Thumb Base Arthritis
Thumb Base Arthritis
Pain at the wrist and base of the hand is a common symptom of osteoarthritis. This form of arthritis results from gradual wearing down of the cartilage within joints and eventually leads to pain in those joints as the bones begin touching and rubbing together.
When osteoarthritis involves the thumb it can become quite debilitating and prevent using the hand for many activities. Arthritis in the thumb can be the result of trauma or fractures or can be a gradual process that happens over time.

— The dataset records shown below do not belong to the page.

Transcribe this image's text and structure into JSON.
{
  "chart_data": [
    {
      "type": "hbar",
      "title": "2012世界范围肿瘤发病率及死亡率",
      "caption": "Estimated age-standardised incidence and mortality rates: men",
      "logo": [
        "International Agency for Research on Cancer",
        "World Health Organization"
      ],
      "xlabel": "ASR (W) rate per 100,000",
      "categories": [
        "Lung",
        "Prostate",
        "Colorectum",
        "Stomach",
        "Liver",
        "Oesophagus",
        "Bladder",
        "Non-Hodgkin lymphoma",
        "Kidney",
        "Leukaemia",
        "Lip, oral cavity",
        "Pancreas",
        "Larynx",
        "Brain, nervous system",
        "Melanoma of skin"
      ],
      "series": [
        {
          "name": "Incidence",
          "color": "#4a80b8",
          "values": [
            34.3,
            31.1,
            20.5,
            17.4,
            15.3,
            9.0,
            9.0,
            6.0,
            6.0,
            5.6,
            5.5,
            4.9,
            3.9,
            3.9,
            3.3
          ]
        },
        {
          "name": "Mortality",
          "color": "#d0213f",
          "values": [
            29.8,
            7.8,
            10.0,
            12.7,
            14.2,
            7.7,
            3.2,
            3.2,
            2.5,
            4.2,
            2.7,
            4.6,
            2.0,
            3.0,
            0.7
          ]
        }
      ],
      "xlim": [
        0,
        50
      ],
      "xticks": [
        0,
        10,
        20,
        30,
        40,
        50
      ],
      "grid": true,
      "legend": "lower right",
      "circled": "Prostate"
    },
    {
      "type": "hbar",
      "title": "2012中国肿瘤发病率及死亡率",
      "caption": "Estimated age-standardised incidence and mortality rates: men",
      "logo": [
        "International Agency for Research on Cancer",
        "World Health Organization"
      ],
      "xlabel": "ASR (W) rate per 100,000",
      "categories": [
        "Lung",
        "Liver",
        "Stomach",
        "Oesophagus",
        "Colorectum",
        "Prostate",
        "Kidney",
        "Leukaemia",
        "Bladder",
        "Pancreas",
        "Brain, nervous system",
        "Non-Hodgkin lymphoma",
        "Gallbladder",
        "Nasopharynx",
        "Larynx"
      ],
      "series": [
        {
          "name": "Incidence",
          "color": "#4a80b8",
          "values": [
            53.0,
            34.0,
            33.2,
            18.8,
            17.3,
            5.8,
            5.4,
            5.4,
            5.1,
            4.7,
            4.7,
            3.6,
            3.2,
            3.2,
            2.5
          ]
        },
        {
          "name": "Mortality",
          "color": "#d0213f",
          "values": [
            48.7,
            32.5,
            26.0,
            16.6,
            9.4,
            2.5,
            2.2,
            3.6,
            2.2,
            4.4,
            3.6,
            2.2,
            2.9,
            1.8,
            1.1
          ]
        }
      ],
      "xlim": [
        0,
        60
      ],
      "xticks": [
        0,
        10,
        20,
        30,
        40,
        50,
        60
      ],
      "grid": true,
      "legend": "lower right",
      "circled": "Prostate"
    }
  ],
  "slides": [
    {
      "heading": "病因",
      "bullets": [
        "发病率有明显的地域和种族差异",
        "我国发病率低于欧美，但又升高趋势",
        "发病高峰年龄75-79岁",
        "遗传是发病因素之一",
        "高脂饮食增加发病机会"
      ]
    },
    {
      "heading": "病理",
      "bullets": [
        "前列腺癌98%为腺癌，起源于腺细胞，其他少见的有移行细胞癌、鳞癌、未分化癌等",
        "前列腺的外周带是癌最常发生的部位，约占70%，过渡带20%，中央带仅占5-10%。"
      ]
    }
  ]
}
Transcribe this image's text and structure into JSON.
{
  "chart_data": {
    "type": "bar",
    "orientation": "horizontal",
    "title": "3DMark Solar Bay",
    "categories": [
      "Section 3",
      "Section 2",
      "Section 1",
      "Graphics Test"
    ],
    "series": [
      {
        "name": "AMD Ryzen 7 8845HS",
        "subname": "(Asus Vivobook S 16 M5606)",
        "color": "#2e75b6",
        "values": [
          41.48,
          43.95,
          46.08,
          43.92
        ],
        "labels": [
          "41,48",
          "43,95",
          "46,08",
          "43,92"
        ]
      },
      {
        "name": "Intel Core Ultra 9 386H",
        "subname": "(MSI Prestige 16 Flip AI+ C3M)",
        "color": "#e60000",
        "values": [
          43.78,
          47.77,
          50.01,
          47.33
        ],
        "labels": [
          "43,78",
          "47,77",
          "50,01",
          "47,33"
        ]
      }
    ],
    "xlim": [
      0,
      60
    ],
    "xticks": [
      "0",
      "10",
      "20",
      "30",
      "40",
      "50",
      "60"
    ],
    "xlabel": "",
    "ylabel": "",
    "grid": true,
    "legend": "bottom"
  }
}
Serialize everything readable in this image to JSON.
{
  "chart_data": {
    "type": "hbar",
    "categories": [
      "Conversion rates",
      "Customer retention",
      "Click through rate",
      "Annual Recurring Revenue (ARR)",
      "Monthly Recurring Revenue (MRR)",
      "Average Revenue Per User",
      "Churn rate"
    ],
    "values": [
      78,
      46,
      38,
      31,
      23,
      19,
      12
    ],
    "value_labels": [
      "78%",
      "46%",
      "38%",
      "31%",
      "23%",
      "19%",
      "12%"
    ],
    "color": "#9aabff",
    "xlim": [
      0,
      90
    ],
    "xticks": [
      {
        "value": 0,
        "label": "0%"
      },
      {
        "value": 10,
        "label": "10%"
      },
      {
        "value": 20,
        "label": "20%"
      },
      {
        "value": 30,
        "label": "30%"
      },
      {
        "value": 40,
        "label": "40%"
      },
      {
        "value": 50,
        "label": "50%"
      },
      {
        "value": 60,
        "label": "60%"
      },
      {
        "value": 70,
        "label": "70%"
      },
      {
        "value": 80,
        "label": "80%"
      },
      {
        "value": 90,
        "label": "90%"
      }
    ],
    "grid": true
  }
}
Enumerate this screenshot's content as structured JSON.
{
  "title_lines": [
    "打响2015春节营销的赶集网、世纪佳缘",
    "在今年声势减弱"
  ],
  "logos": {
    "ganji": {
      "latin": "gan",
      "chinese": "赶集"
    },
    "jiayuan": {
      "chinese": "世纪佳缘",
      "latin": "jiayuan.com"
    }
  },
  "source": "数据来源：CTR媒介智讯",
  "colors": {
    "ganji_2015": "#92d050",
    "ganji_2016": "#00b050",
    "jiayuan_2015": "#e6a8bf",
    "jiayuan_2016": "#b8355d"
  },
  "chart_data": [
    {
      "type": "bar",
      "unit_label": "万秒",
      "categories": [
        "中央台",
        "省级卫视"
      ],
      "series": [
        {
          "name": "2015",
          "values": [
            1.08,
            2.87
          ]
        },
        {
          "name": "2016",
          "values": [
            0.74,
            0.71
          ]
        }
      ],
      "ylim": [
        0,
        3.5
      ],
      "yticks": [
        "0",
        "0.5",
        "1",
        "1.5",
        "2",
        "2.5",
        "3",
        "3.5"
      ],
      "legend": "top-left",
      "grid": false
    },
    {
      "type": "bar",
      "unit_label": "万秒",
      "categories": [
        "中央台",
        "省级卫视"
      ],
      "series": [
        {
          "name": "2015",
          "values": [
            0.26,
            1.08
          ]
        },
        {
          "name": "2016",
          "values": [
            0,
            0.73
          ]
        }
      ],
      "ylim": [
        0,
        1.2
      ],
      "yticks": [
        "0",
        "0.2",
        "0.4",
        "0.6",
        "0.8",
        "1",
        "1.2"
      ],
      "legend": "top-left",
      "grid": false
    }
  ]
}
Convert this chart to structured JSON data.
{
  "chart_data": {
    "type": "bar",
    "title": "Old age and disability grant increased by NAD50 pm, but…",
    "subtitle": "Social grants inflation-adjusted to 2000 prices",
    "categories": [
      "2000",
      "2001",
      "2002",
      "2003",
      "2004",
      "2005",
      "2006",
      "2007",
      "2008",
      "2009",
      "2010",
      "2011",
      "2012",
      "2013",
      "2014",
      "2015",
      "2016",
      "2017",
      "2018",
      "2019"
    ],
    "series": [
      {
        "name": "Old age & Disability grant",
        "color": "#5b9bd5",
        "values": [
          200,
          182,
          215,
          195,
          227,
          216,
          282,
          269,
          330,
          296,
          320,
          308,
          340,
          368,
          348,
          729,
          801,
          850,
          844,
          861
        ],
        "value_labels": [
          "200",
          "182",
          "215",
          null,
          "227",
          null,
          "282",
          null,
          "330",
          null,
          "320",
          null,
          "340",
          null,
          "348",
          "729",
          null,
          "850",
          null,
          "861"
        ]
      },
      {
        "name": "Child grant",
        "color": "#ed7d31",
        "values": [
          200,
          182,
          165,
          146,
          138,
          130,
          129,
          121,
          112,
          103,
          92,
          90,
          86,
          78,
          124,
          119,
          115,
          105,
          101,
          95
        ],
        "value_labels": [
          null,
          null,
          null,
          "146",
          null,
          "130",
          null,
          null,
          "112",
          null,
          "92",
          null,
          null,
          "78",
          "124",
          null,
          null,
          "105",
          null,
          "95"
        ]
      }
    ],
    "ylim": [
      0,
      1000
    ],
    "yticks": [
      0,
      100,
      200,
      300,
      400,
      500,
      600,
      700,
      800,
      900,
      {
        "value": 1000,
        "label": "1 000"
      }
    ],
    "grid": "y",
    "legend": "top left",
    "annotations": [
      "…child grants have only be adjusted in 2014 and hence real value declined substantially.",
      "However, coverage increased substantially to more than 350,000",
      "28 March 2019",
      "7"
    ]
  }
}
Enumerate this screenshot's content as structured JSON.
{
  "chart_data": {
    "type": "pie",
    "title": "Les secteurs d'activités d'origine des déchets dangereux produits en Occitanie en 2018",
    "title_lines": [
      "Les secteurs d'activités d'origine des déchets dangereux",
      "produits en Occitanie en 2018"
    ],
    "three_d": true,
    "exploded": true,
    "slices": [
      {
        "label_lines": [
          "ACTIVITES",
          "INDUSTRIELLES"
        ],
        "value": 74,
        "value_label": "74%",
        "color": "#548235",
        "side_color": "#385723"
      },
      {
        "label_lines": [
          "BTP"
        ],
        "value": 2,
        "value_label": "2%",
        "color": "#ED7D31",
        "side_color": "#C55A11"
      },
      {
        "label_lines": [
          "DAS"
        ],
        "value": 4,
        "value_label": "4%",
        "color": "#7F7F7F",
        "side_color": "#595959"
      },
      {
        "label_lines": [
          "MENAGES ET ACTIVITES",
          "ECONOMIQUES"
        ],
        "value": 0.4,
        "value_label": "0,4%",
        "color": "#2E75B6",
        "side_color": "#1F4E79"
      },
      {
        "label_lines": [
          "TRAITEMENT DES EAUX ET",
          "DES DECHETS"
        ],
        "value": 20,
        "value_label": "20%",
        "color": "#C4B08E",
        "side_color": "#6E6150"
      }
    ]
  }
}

In the early phases pain may be helped by physiotherapy and splinting or by medications such as anti-inflammatories, fish oil or chondroitin sulphate. As the arthritis progresses and more cartilage is worn away, the pain becomes less responsive to medications and has a greater effect on your daily life. In the more advanced stages then surgery is able to provide good relief from the symptoms of pain and stiffness.
Your surgeon will carefully assess your hands and examine your x-rays and discuss the most appropriate form of surgery to relieve your pain.
The types of surgery that are done for thumb base arthritis can be:
- Correctional osteotomy – This is changing the angle of the bone at the base of the thumb so that the joint wears only on parts that are well covered by cartilage, taking the wear point away from any bare bone. This option may be suitable for those with early arthritis and minimal changes on x-ray
- Trapeziectomy – This is the most widely performed operation for relieving pain from thumb base arthritis. It involves removing the small bone at the base of the thumb that is rubbing against the main thumb bone. A substitute is then formed from your own tissues to take the place of the removed bone. This iis a good reliable option for relieving pain from thumb base arthritis.
- Joint replacement – In a limited number of patients with high demands on their hands it may be worth considering replacement of the thumb base joint with an artificial joint prosthesis. There are a number of artificial joints available on the market and which is most suitable for your particular hand will be discussed with you at your appointment.
Recovery after surgery will involve wearing a cast or splint to support the thumb through the healing process. While in the splint the hand is able to be used for light activities. The duration that the splint must be worn for varies depending on which operation you have had but is usually around 6 weeks from the time of operation.
There are many causes of pain about the wrist and base of the thumb. If your pain is caused by arthritis at the thumb basal joint then the options described above give good reliable relief to that pain while maintaining function and movement of the thumb and use of the hand.